Electronic betting machines- the crack cocaine of the gambling industry

Gamblers in Wales alone have spent more than £1.5 billion on electronic betting machines found in bookmakers and casinos last year according to new research.It is the equivalent of £650 a year for every adult in Wales who gambled on fixed odds casino games machines.

However estimates show that gamblers in England stake even more on the machines, with the figures showing that the equivalent of £863 was gambled per adult on the machines – up 10% on the previous year.

Fairer Gambling, which lobbies for more regulation, described the machines as the “crack cocaine” of the industry and called for better regulation.

Fixed Odds Betting Terminals (FOBTs) are found in most high street bookmakers and allow bets of up to £100 every 20 seconds.

They include gambling games such as roulette and bingo.

In Wales, bookmakers made more than £50 million from the machines last year – up 5.6% on 2011.

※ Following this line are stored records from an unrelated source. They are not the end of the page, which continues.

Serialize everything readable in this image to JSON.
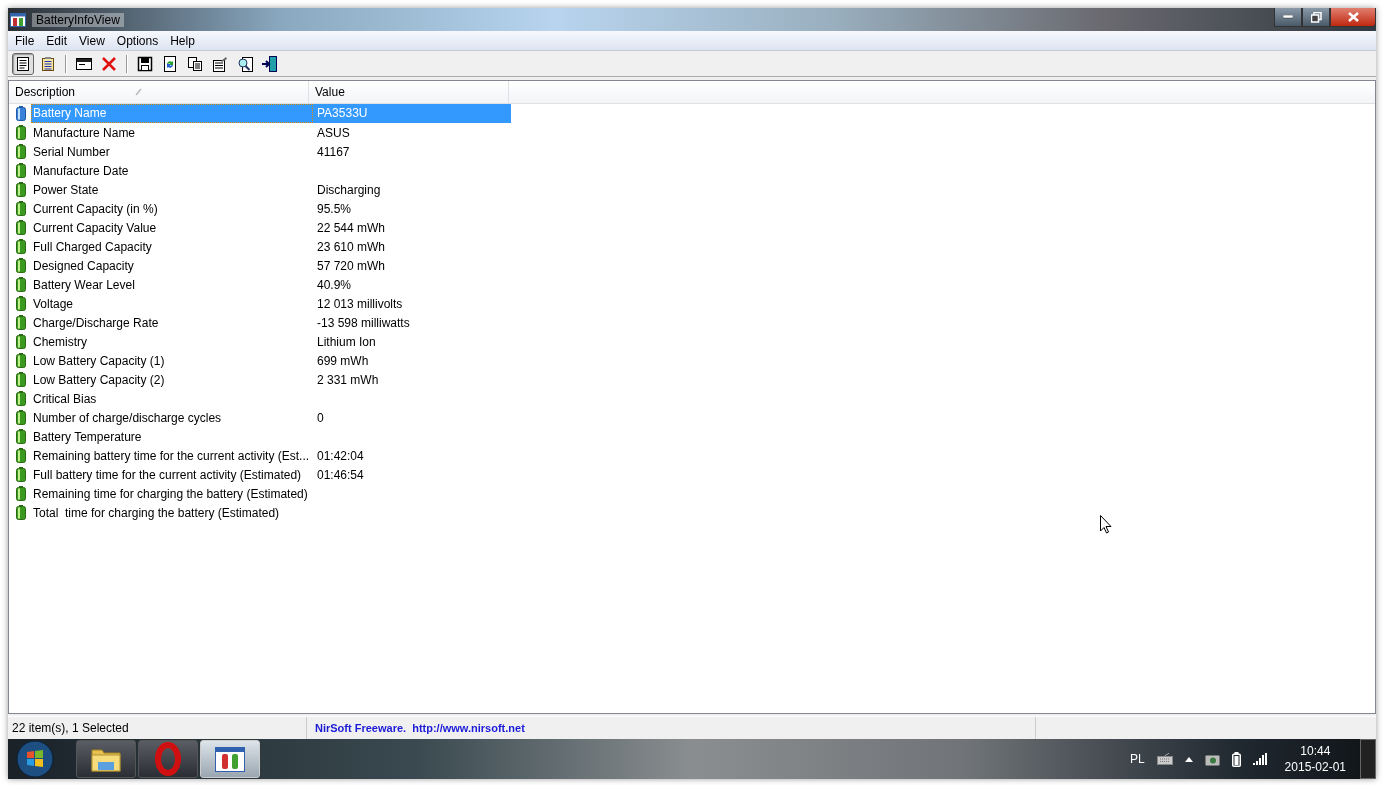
{
  "window": {
    "title": "BatteryInfoView"
  },
  "menu": [
    "File",
    "Edit",
    "View",
    "Options",
    "Help"
  ],
  "toolbar": [
    {
      "pressed": true
    },
    {
      "pressed": false
    },
    {
      "pressed": false
    },
    {
      "pressed": false
    },
    {
      "pressed": false
    },
    {
      "pressed": false
    },
    {
      "pressed": false
    },
    {
      "pressed": false
    },
    {
      "pressed": false
    },
    {
      "pressed": false
    }
  ],
  "table": {
    "columns": [
      {
        "label": "Description",
        "sorted": true
      },
      {
        "label": "Value",
        "sorted": false
      }
    ],
    "rows": [
      {
        "description": "Battery Name",
        "value": "PA3533U",
        "selected": true
      },
      {
        "description": "Manufacture Name",
        "value": "ASUS",
        "selected": false
      },
      {
        "description": "Serial Number",
        "value": "41167",
        "selected": false
      },
      {
        "description": "Manufacture Date",
        "selected": false
      },
      {
        "description": "Power State",
        "value": "Discharging",
        "selected": false
      },
      {
        "description": "Current Capacity (in %)",
        "value": "95.5%",
        "selected": false
      },
      {
        "description": "Current Capacity Value",
        "value": "22 544 mWh",
        "selected": false
      },
      {
        "description": "Full Charged Capacity",
        "value": "23 610 mWh",
        "selected": false
      },
      {
        "description": "Designed Capacity",
        "value": "57 720 mWh",
        "selected": false
      },
      {
        "description": "Battery Wear Level",
        "value": "40.9%",
        "selected": false
      },
      {
        "description": "Voltage",
        "value": "12 013 millivolts",
        "selected": false
      },
      {
        "description": "Charge/Discharge Rate",
        "value": "-13 598 milliwatts",
        "selected": false
      },
      {
        "description": "Chemistry",
        "value": "Lithium Ion",
        "selected": false
      },
      {
        "description": "Low Battery Capacity (1)",
        "value": "699 mWh",
        "selected": false
      },
      {
        "description": "Low Battery Capacity (2)",
        "value": "2 331 mWh",
        "selected": false
      },
      {
        "description": "Critical Bias",
        "selected": false
      },
      {
        "description": "Number of charge/discharge cycles",
        "value": "0",
        "selected": false
      },
      {
        "description": "Battery Temperature",
        "selected": false
      },
      {
        "description": "Remaining battery time for the current activity (Est...",
        "value": "01:42:04",
        "selected": false
      },
      {
        "description": "Full battery time for the current activity (Estimated)",
        "value": "01:46:54",
        "selected": false
      },
      {
        "description": "Remaining time for charging the battery (Estimated)",
        "selected": false
      },
      {
        "description": "Total  time for charging the battery (Estimated)",
        "selected": false
      }
    ]
  },
  "status_bar": {
    "count": "22 item(s), 1 Selected",
    "credit": "NirSoft Freeware.  http://www.nirsoft.net"
  },
  "taskbar": {
    "apps": [
      {
        "selected": false
      },
      {
        "selected": false
      },
      {
        "selected": true
      }
    ],
    "language": "PL",
    "time": "10:44",
    "date": "2015-02-01"
  }
}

The figures were compiled by Fairer Gambling used statistics from the Gambling Commission.

Adrian Parkinson, a campaigner with Fairer Gambling, was a manager at a bookmakers when the terminals were rolled out between 1999 and 2001.

“I’m not here to say the machines should be taken off the high street and we’re not anti-gambling,” he said.

“Our objective is to see restrictions put in place on the casino content on these machines. All the problems emanate from the casino content.

“When the machines were first rolled out staff at the bookmakers started telling us there was a problem.

“The words that were being used were ‘addiction’ and one of the managers described them as the ‘crack cocaine of the gambling industry’.

“I think the issue is you can bet a larger stake than you can for any other machines out there. These are fruit machines for the 21st Century. Whereas a fruit machine previously you would put in a pound coin, now you can bet £100.”

“Those two numbers are very, very different.  Bookmakers are extracting money, we believe, from some of the poorest areas of the UK.”

The moral of the story is that all gambling methods are rigged- to the owners’ advantage. It’s a mugs game- as the old adage goes- just say no.